Pero, esta vez, el pianista no habló. Se levantó, acelerado, de la cama y entró al baño para devolver los litros de alcohol que estaban irritando su estómago. Se oyó cómo alzó la tapa del váter y, automáticamente después, el sonido estrepitoso de unas arcadas inundó por completo toda la estancia. Era de prever que después de mezclar el vino tinto con un par de chupitos de tequila, su organismo reaccionara de esa manera. El sonido de los vómitos se volvía cada vez más reiterado y angustioso: un alboroto procedente del lavabo que incrementaba el nerviosismo de la joven. Hasta que llegó el silencio, un silencio que se tornó aún más perturbador que la escandalera previa.
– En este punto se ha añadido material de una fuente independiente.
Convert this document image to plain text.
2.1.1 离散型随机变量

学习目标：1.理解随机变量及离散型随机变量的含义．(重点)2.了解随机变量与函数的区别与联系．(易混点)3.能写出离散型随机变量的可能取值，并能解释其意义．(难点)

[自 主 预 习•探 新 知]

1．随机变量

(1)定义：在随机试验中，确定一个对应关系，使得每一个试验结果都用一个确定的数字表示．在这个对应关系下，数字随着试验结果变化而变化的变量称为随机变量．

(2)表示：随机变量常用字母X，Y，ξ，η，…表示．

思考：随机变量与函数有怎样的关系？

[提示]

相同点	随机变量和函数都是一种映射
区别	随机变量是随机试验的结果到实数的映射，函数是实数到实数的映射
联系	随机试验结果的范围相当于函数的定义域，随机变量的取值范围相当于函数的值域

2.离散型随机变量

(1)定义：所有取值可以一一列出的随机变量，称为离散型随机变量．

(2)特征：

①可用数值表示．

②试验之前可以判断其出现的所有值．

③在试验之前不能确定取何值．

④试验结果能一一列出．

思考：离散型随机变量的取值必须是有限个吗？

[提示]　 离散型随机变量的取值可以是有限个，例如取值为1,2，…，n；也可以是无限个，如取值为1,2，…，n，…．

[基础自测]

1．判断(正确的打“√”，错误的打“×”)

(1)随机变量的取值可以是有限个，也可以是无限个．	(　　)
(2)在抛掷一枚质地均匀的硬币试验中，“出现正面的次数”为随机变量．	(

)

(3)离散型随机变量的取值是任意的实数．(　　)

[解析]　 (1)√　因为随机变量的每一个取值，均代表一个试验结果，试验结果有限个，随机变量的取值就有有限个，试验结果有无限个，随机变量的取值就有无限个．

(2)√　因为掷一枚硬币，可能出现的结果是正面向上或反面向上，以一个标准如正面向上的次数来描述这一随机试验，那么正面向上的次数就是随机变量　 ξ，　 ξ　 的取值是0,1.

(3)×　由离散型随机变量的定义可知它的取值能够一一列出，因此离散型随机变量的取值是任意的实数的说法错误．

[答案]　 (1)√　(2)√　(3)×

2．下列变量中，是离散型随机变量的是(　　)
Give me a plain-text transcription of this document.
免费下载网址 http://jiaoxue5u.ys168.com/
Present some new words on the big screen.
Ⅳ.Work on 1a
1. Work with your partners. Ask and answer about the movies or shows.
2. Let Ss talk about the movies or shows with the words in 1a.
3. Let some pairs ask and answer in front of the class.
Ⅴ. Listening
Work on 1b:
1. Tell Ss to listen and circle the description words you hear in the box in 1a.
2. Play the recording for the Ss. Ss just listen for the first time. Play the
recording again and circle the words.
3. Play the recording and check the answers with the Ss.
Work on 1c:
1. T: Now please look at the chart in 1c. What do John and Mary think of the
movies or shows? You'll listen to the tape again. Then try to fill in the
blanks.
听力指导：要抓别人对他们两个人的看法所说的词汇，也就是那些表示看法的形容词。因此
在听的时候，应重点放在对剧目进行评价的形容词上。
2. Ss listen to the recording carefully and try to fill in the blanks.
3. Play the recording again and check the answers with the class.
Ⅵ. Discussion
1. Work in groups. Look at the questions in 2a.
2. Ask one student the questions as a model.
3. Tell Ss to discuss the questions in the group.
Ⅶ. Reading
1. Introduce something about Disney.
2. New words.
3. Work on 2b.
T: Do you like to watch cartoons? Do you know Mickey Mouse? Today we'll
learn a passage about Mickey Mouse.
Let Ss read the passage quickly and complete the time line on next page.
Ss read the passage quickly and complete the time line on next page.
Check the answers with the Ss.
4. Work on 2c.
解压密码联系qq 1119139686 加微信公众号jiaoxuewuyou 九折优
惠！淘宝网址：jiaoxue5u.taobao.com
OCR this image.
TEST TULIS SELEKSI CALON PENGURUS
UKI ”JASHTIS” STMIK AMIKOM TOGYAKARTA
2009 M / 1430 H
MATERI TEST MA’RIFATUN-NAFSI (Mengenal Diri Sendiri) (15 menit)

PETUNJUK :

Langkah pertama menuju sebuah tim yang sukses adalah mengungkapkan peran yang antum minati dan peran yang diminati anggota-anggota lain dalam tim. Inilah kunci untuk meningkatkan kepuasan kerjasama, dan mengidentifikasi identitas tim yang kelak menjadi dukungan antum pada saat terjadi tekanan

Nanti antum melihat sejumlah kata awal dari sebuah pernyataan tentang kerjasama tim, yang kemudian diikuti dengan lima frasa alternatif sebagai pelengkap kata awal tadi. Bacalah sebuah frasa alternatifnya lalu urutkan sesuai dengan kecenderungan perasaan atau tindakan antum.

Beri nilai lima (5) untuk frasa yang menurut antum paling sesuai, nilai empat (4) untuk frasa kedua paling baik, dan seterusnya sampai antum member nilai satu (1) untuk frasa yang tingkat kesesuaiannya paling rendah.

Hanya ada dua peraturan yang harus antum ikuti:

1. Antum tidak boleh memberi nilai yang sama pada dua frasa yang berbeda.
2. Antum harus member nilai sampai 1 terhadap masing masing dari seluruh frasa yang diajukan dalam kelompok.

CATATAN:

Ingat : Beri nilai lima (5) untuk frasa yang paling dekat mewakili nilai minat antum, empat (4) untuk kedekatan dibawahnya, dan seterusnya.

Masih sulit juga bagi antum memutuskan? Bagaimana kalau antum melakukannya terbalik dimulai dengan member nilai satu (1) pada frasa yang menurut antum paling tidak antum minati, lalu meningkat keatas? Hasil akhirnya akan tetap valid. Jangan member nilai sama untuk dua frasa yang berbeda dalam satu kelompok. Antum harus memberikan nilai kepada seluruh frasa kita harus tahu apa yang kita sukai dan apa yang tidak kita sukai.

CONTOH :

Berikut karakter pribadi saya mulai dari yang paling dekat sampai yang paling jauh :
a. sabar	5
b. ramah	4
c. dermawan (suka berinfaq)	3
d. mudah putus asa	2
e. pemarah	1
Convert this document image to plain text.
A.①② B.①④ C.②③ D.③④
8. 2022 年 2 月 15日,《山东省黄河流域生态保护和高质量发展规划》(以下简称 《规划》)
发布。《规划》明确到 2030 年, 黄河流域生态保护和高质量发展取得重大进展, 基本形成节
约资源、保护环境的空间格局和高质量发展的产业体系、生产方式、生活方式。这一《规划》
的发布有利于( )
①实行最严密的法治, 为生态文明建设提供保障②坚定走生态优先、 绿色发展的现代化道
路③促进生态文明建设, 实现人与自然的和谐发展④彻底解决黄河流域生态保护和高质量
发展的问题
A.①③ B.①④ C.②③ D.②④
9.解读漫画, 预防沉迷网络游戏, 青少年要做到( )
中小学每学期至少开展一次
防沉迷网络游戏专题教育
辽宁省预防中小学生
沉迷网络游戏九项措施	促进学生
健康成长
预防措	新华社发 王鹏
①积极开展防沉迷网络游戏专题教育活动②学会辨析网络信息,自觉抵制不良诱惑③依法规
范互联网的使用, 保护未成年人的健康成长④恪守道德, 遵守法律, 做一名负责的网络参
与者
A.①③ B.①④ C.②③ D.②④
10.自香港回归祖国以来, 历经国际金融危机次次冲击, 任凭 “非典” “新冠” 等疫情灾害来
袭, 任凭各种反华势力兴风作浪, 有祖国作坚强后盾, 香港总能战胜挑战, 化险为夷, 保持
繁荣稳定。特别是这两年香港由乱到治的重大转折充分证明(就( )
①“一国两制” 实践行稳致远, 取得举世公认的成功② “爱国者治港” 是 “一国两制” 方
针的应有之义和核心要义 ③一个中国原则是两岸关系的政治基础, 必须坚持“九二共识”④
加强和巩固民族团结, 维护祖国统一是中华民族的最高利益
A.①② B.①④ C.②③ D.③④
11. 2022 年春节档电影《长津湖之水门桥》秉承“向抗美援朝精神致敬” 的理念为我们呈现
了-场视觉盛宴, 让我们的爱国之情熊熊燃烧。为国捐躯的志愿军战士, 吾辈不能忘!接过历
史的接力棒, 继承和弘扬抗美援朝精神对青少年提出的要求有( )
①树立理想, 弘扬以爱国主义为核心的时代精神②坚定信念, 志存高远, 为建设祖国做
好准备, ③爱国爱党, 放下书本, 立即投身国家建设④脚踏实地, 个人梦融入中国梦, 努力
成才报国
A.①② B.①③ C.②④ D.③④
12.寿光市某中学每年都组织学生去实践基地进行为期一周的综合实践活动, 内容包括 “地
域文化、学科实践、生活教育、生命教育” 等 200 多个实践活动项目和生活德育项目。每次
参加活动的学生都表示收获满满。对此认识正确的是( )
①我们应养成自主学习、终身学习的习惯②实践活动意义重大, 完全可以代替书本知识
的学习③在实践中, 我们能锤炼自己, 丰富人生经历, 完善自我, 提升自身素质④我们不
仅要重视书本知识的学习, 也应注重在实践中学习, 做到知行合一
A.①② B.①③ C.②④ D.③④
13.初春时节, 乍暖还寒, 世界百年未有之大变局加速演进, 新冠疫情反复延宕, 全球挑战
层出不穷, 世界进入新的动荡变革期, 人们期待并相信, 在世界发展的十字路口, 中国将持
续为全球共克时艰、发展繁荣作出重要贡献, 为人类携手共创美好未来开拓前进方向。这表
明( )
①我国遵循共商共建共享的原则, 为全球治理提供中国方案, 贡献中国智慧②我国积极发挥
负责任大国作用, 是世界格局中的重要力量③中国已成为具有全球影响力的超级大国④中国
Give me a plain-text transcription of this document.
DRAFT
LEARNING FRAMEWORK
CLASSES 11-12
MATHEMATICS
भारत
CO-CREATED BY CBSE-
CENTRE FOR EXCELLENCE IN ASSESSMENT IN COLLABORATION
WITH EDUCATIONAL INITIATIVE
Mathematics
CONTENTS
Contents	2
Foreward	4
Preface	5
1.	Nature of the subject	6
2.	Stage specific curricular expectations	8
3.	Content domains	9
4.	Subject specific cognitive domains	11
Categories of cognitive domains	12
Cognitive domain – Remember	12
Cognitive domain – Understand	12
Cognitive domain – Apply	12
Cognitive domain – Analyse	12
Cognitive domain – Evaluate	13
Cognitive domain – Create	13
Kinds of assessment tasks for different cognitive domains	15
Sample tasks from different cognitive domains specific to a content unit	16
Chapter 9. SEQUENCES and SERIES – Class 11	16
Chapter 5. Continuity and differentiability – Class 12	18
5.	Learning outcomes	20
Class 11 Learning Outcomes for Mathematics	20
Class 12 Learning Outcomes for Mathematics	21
La chica se incorporó sobre la cama e hizo un amago para ir a ayudarlo, pero, en ese instante, el murciano salía por la puerta del baño. Estaba aún con la camisa blanca que había elegido para acudir a la cena, pero su aspecto nada tenía que ver con el del principio de la noche. La camisa estaba arrugada de un extremo a otro, dejando entrever el pecho consistente del muchacho, que se llevaba las manos a la barriga y reposaba su cuerpo en el bastidor, agotado y abatido.

-¿Bien? -preguntó, titubeante.

Flavio negó con la cabeza y soltó un resoplido que resumía a la perfección su gran malestar. Se encontraba pálido, el flequillo que colgaba por su frente estaba empapado de sudor y fruncía el ceño como si un dolor atosigante estuviera taladrando sus sienes. Se llevó, de repente, las manos hacia su boca y corrió, de nuevo, hacia el retrete para arrojar lo que aún quedaba en su cuerpo y le seguía ocasionando cierta molestia. Esta vez, la catalana se levantó e irrumpió en el aseo detrás de él para servirle de ayuda de la manera que fuera. Sin embargo, en cuanto el chico la vio a unos pasos de él, que se encontraba agachado en el suelo y con el rostro apuntando hacia el interior del inodoro, bufó de una forma nada disimulada.

-Vete a la cama. Estoy bien -sentenció, con una voz más grave de la habitual.

-Pero si me acabas de decir que te encuentras mal... -chistó, sin dar crédito a la actitud tan contradictoria que el murciano estaba teniendo con ella.

El joven no tuvo tiempo para argumentar su comportamiento ilógico y volvió a echar por la boca el poco líquido ácido que conservaba dentro de sí. Por suerte, a pesar del esfuerzo que estaba haciendo, la tez del pianista ya recuperaba el color natural que siempre teñía su piel y, después de unas últimas arcadas, tiró de la cadena y se dejó caer, otra vez, exhausto sobre el suelo.

-Estoy mejor, ya está -insistió. -Duerme, que ya es muy tarde.

-No puedo dormir, y ahora menos -afirmó.

-Menuda noche te estoy dando... -rio, aunque de una manera un tanto forzada, y sus hoyuelos hicieron acto de presencia en ese rostro tan desaliñado.

La borrachera ya se le estaba pasando, poco a poco el Flavio que ella conocía se iba apropiando de ese musculoso cuerpo que yacía sobre el suelo sin ningún indicio de fortaleza, al contrario, mostrándose débil y jurando no volver a tomar en los próximos cinco años.